A internet virou o principal palco das campanhas eleitorais, mas o ambiente digital não é uma terra sem regras. Partidos e candidatos podem usar redes sociais, sites e aplicativos para chegar ao eleitorado, desde que respeitem os limites definidos em lei e nas resoluções do Tribunal Superior Eleitoral (TSE). Cabe ao Ministério Público Eleitoral fiscalizar o cumprimento dessas normas e agir judicialmente em caso de abuso.
É permitido produzir conteúdo eleitoral com inteligência artificial, mas o material precisa exibir um aviso alertando o eleitor sobre o uso da ferramenta — e essa divulgação é proibida nas 72 horas antes da votação e nas 24 horas seguintes.
O que a inteligência artificial não pode fazer
Pelas regras aprovadas pelo TSE, ferramentas de inteligência artificial estão proibidas de ranquear, recomendar, sugerir ou priorizar candidatos, partidos ou coligações, mesmo que o próprio eleitor peça esse tipo de indicação. Chatbots e avatares de campanha podem ser usados para automatizar a comunicação com eleitores, mas não podem simular contato direto com o candidato ou com qualquer outra pessoa real.
Também é proibido alterar fotos e vídeos para fabricar cenas de sexo, pornografia ou nudez envolvendo candidatos, assim como propagar discurso que deprecie a condição feminina ou use linguagem misógina contra candidatas e eleitoras.
Impulsionamento pago tem regras próprias
A propaganda paga na internet é proibida, com uma exceção: o impulsionamento de conteúdo, que permite que postagens alcancem mais pessoas ou apareçam priorizadas em buscas. Apenas partidos, federações, coligações, candidatos e seus representantes podem contratar esse tipo de impulsionamento, e todo conteúdo impulsionado precisa exibir o CNPJ ou CPF do responsável pelo pagamento, além da expressão “propaganda eleitoral” de forma clara.

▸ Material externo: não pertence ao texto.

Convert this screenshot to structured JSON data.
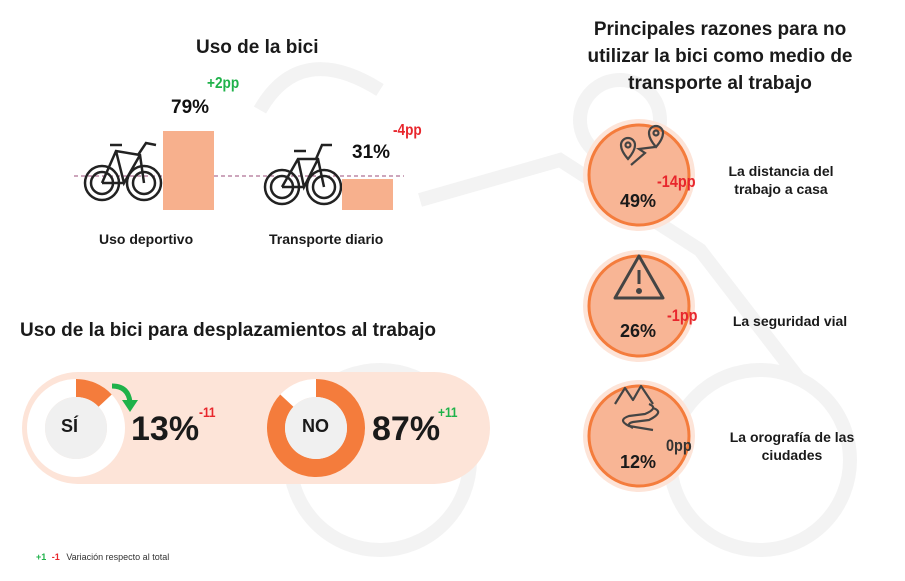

As plataformas que oferecem esse serviço são obrigadas a manter um repositório com todos os anúncios veiculados, incluindo valores pagos e características do público-alvo, para garantir transparência e permitir fiscalização.
Deepfakes e disparos em massa continuam proibidos
Materiais sintéticos de áudio e vídeo criados para alterar de forma realista a imagem de uma pessoa — viva, falecida ou fictícia — seguem proibidos na propaganda eleitoral e podem configurar abuso de poder político. Contas falsas, páginas de órgãos públicos e disparos em massa de mensagens instantâneas sem consentimento do destinatário também não são permitidos, mesmo quando a divulgação é gratuita.
Influenciadores só podem participar de forma voluntária
A campanha digital deve acontecer nas páginas e contas mantidas pelos próprios candidatos ou partidos, e apenas o conteúdo publicado ali pode ser impulsionado. Contratar influenciadores para postar propaganda político-eleitoral é expressamente proibido — eles podem apoiar candidatos e se manifestar a favor deles, mas sem receber pagamento por isso.
Fake news e as penalidades previstas
A legislação garante liberdade de expressão a eleitores, partidos e candidatos, mas esse direito não é absoluto: conteúdos fabricados ou manipulados com informações falsas, capazes de causar danos ao equilíbrio da eleição, são proibidos. A Justiça Eleitoral pode determinar a exclusão imediata de postagens ou a suspensão de perfis, além de aplicar multa, cassação de registro e até prisão — penalidades que atingem tanto quem divulga quanto quem produz o material.
As plataformas digitais também têm responsabilidades específicas: precisam identificar com clareza conteúdos gerados por inteligência artificial, adotar medidas contra deepfakes, remover publicações com discurso de ódio ou incitação a atos antidemocráticos e manter canais de denúncia acessíveis para o público.